Lastimosamente a veces es mucho más importante la parte material que la espiritual, porque muchas veces ni me preguntan si  se van a poder relacionar con su hijo o hija. Yo soy muchas veces quien tiene que incluir lo de la relación con el hijo y esto es de ambas partes porque a veces la madre tampoco pregunta”, dijo la Dra. Meza.

 

 

DIVORCIO UNILATERAL PREVALECE
Desde la aprobación del divorcio unilateral  este tipo de divorcio es del que se presentan mayores demandas en los juzgados. Desde hace años los divorcios por mutuo consentimiento son escasos por no decir inexistentes, así  como también las apelaciones de divorcios contenciosos.

“El divorcio se puede apelar. El hecho que no ocurra no quiere decir que no exista. En el Código Civil aún está y eso puede existir. El divorcio es contencioso cuando una parte quiere y la otra no quiere, sí eso ocurriera, da lugar a la Apelación pero no está ocurriendo. Esto significa que la sociedad está cambiando, porque antes en los años sesenta se daba mucho”,  explicó el Dr.

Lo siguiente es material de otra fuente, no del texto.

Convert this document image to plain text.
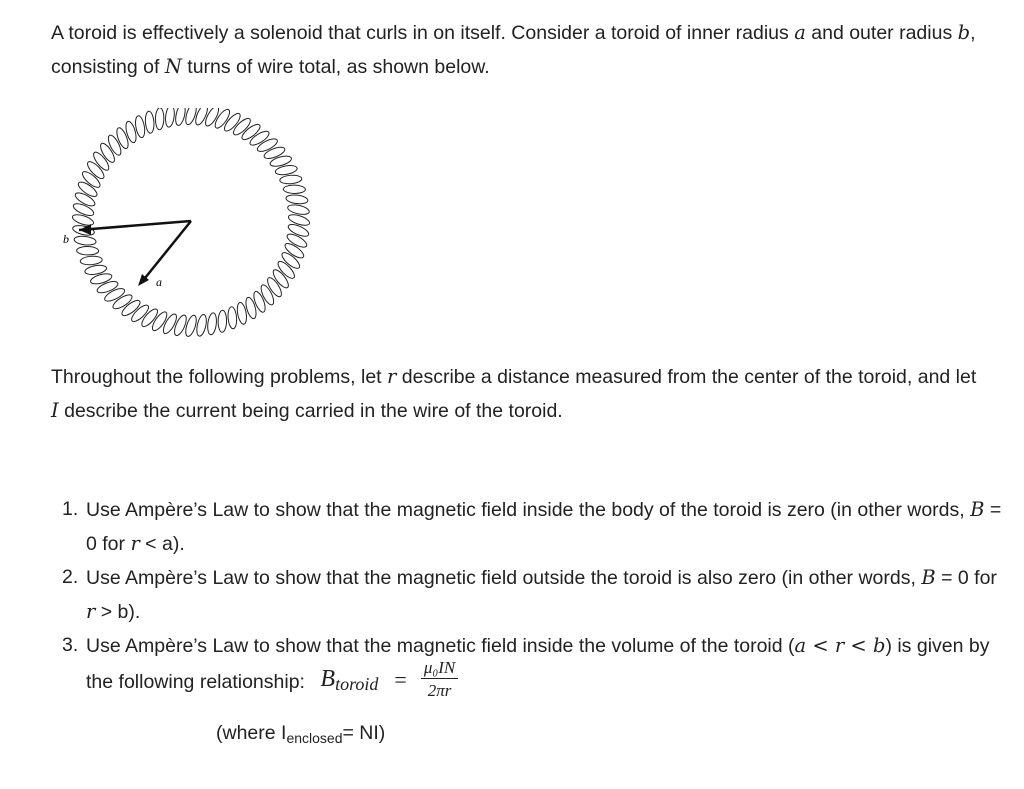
A toroid is effectively a solenoid that curls in on itself. Consider a toroid of inner radius a and outer radius b, consisting of N turns of wire total, as shown below.

b
a

Throughout the following problems, let r describe a distance measured from the center of the toroid, and let I describe the current being carried in the wire of the toroid.

1. Use Ampère’s Law to show that the magnetic field inside the body of the toroid is zero (in other words, B = 0 for r < a).
2. Use Ampère’s Law to show that the magnetic field outside the toroid is also zero (in other words, B = 0 for r > b).
3. Use Ampère’s Law to show that the magnetic field inside the volume of the toroid (a < r < b) is given by the following relationship: B toroid = $\frac{\text{μ₀IN}}{2\pi r}$
(where $I_{enclosed}= NI$)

Norman Miranda, magistrado presidente de la Sala Civil del Tribunal de Apelaciones de Granada.

“No vemos muchos casos de Apelación nada más sobre el divorcio en sí, para nada, es curioso eso, hace muchos años sí habían, pero no, los recursos  de familia que más se ven son los casos de pensión alimenticia y de custodia y muchas veces fusionados”, agregó  el  Magistrado.

Otro de los cambios que se está viendo en la sociedad es que muchas parejas deciden ya no casarse sino más bien simplemente convivir en unión de hecho estable, según muchos para evitarse las complicaciones que acarrea un divorcio, pero aún así cuando llega el momento de la separación en este tipo de relación y cuando hay bienes  e hijos de por medio, es igual o más complejo  que el divorcio, porque  hasta ahora no hay una ley especial que reglamente  la separación para este tipo de relación.

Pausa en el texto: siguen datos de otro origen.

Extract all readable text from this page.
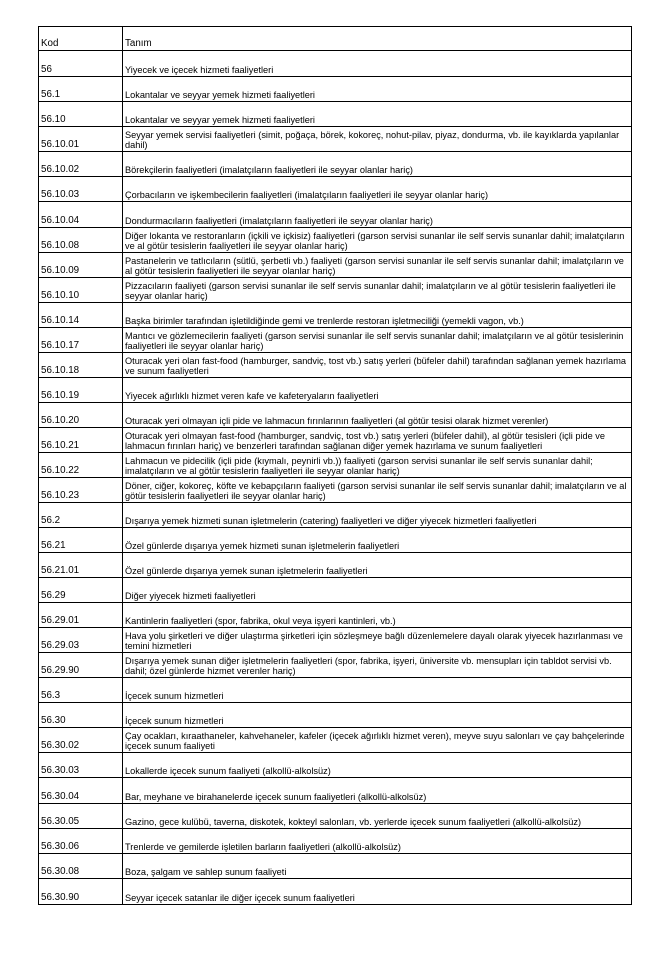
Kod	Tanım
56	Yiyecek ve içecek hizmeti faaliyetleri
56.1	Lokantalar ve seyyar yemek hizmeti faaliyetleri
56.10	Lokantalar ve seyyar yemek hizmeti faaliyetleri
56.10.01	Seyyar yemek servisi faaliyetleri (simit, poğaça, börek, kokoreç, nohut-pilav, piyaz, dondurma, vb. ile kayıklarda yapılanlar dahil)
56.10.02	Börekçilerin faaliyetleri (imalatçıların faaliyetleri ile seyyar olanlar hariç)
56.10.03	Çorbacıların ve işkembecilerin faaliyetleri (imalatçıların faaliyetleri ile seyyar olanlar hariç)
56.10.04	Dondurmacıların faaliyetleri (imalatçıların faaliyetleri ile seyyar olanlar hariç)
56.10.08	Diğer lokanta ve restoranların (içkili ve içkisiz) faaliyetleri (garson servisi sunanlar ile self servis sunanlar dahil; imalatçıların ve al götür tesislerin faaliyetleri ile seyyar olanlar hariç)
56.10.09	Pastanelerin ve tatlıcıların (sütlü, şerbetli vb.) faaliyeti (garson servisi sunanlar ile self servis sunanlar dahil; imalatçıların ve al götür tesislerin faaliyetleri ile seyyar olanlar hariç)
56.10.10	Pizzacıların faaliyeti (garson servisi sunanlar ile self servis sunanlar dahil; imalatçıların ve al götür tesislerin faaliyetleri ile seyyar olanlar hariç)
56.10.14	Başka birimler tarafından işletildiğinde gemi ve trenlerde restoran işletmeciliği (yemekli vagon, vb.)
56.10.17	Mantıcı ve gözlemecilerin faaliyeti (garson servisi sunanlar ile self servis sunanlar dahil; imalatçıların ve al götür tesislerinin faaliyetleri ile seyyar olanlar hariç)
56.10.18	Oturacak yeri olan fast-food (hamburger, sandviç, tost vb.) satış yerleri (büfeler dahil) tarafından sağlanan yemek hazırlama ve sunum faaliyetleri
56.10.19	Yiyecek ağırlıklı hizmet veren kafe ve kafeteryaların faaliyetleri
56.10.20	Oturacak yeri olmayan içli pide ve lahmacun fırınlarının faaliyetleri (al götür tesisi olarak hizmet verenler)
56.10.21	Oturacak yeri olmayan fast-food (hamburger, sandviç, tost vb.) satış yerleri (büfeler dahil), al götür tesisleri (içli pide ve lahmacun fırınları hariç) ve benzerleri tarafından sağlanan diğer yemek hazırlama ve sunum faaliyetleri
56.10.22	Lahmacun ve pidecilik (içli pide (kıymalı, peynirli vb.)) faaliyeti (garson servisi sunanlar ile self servis sunanlar dahil; imalatçıların ve al götür tesislerin faaliyetleri ile seyyar olanlar hariç)
56.10.23	Döner, ciğer, kokoreç, köfte ve kebapçıların faaliyeti (garson servisi sunanlar ile self servis sunanlar dahil; imalatçıların ve al götür tesislerin faaliyetleri ile seyyar olanlar hariç)
56.2	Dışarıya yemek hizmeti sunan işletmelerin (catering) faaliyetleri ve diğer yiyecek hizmetleri faaliyetleri
56.21	Özel günlerde dışarıya yemek hizmeti sunan işletmelerin faaliyetleri
56.21.01	Özel günlerde dışarıya yemek sunan işletmelerin faaliyetleri
56.29	Diğer yiyecek hizmeti faaliyetleri
56.29.01	Kantinlerin faaliyetleri (spor, fabrika, okul veya işyeri kantinleri, vb.)
56.29.03	Hava yolu şirketleri ve diğer ulaştırma şirketleri için sözleşmeye bağlı düzenlemelere dayalı olarak yiyecek hazırlanması ve temini hizmetleri
56.29.90	Dışarıya yemek sunan diğer işletmelerin faaliyetleri (spor, fabrika, işyeri, üniversite vb. mensupları için tabldot servisi vb. dahil; özel günlerde hizmet verenler hariç)
56.3	İçecek sunum hizmetleri
56.30	İçecek sunum hizmetleri
56.30.02	Çay ocakları, kıraathaneler, kahvehaneler, kafeler (içecek ağırlıklı hizmet veren), meyve suyu salonları ve çay bahçelerinde içecek sunum faaliyeti
56.30.03	Lokallerde içecek sunum faaliyeti (alkollü-alkolsüz)
56.30.04	Bar, meyhane ve birahanelerde içecek sunum faaliyetleri (alkollü-alkolsüz)
56.30.05	Gazino, gece kulübü, taverna, diskotek, kokteyl salonları, vb. yerlerde içecek sunum faaliyetleri (alkollü-alkolsüz)
56.30.06	Trenlerde ve gemilerde işletilen barların faaliyetleri (alkollü-alkolsüz)
56.30.08	Boza, şalgam ve sahlep sunum faaliyeti
56.30.90	Seyyar içecek satanlar ile diğer içecek sunum faaliyetleri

“Lo que se hace ahora es que  primero se declara la comunidad de hecho, en un juicio ordinario y después demandan para la división de los bienes o sea se hace un ante-juicio primero para la comunidad de hecho para poder después pedir la división de los bienes”, explicó la Dra. Elida López  Mendoza, Jueza de Distrito de Familia de Granada.

“Por otra parte, si la persona ya murió  se hace una Concesión Notoria de Estado, donde dice que todo el mundo la conoció que el era su esposo o su compañero de vida y ya con esa  Declaratoria Notoria de Estado la presenta que es como una certificación de la unión, ya con eso ella pide la sucesión del esposo o compañero”, agregó  López.

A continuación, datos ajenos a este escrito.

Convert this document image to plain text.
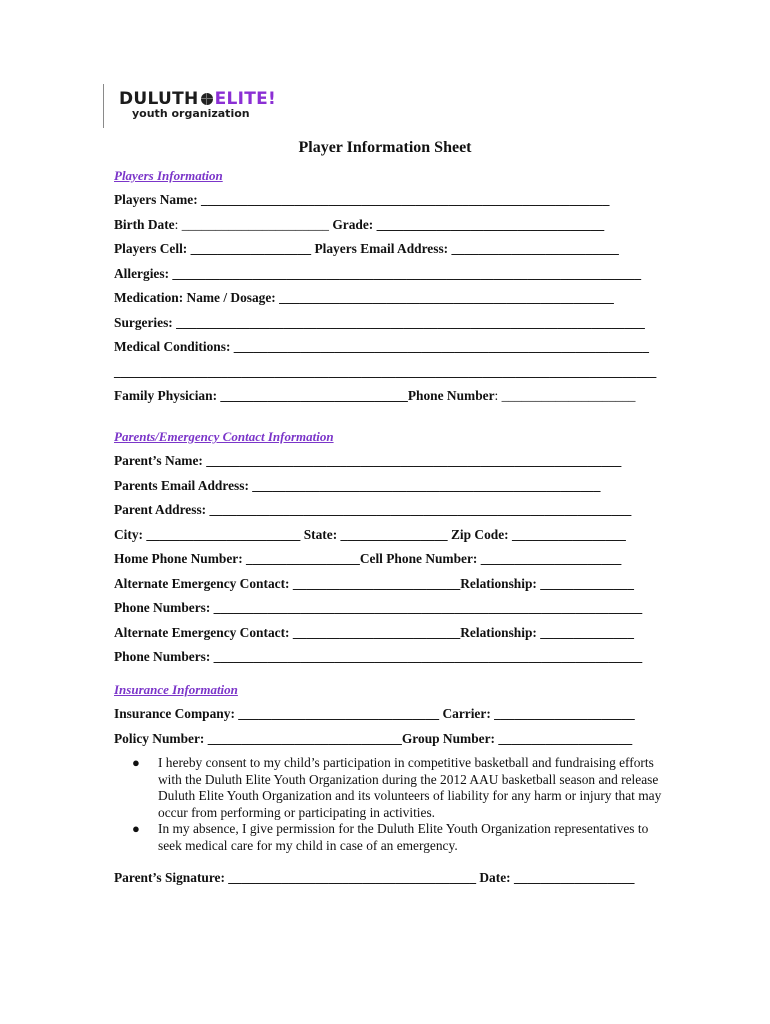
DULUTH ELITE!
youth organization
Player Information Sheet
Players Information
Players Name: _____________________________________________________________
Birth Date: ______________________ Grade: __________________________________
Players Cell: __________________ Players Email Address: _________________________
Allergies: ______________________________________________________________________
Medication: Name / Dosage: __________________________________________________
Surgeries: ______________________________________________________________________
Medical Conditions: ______________________________________________________________
_________________________________________________________________________________
Family Physician: ____________________________Phone Number: ____________________
Parents/Emergency Contact Information
Parent’s Name: ______________________________________________________________
Parents Email Address: ____________________________________________________
Parent Address: _______________________________________________________________
City: _______________________ State: ________________ Zip Code: _________________
Home Phone Number: _________________Cell Phone Number: _____________________
Alternate Emergency Contact: _________________________Relationship: ______________
Phone Numbers: ________________________________________________________________
Alternate Emergency Contact: _________________________Relationship: ______________
Phone Numbers: ________________________________________________________________
Insurance Information
Insurance Company: ______________________________ Carrier: _____________________
Policy Number: _____________________________Group Number: ____________________
● I hereby consent to my child’s participation in competitive basketball and fundraising efforts with the Duluth Elite Youth Organization during the 2012 AAU basketball season and release Duluth Elite Youth Organization and its volunteers of liability for any harm or injury that may occur from performing or participating in activities.
● In my absence, I give permission for the Duluth Elite Youth Organization representatives to seek medical care for my child in case of an emergency.
Parent’s Signature: _____________________________________ Date: __________________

Hasta una vez aprobado El Código de Familia las separaciones de las uniones de hecho  se realizarán en los juzgados de distrito de familia, el proyecto del código reglamenta  en muchos aspectos  las uniones de hecho pero para mientras se espera su aprobación, estas seguirán reconociéndose como una comunidad de hecho y  todavía se ventilarán  en los juzgados  civiles como un juicio ordinario.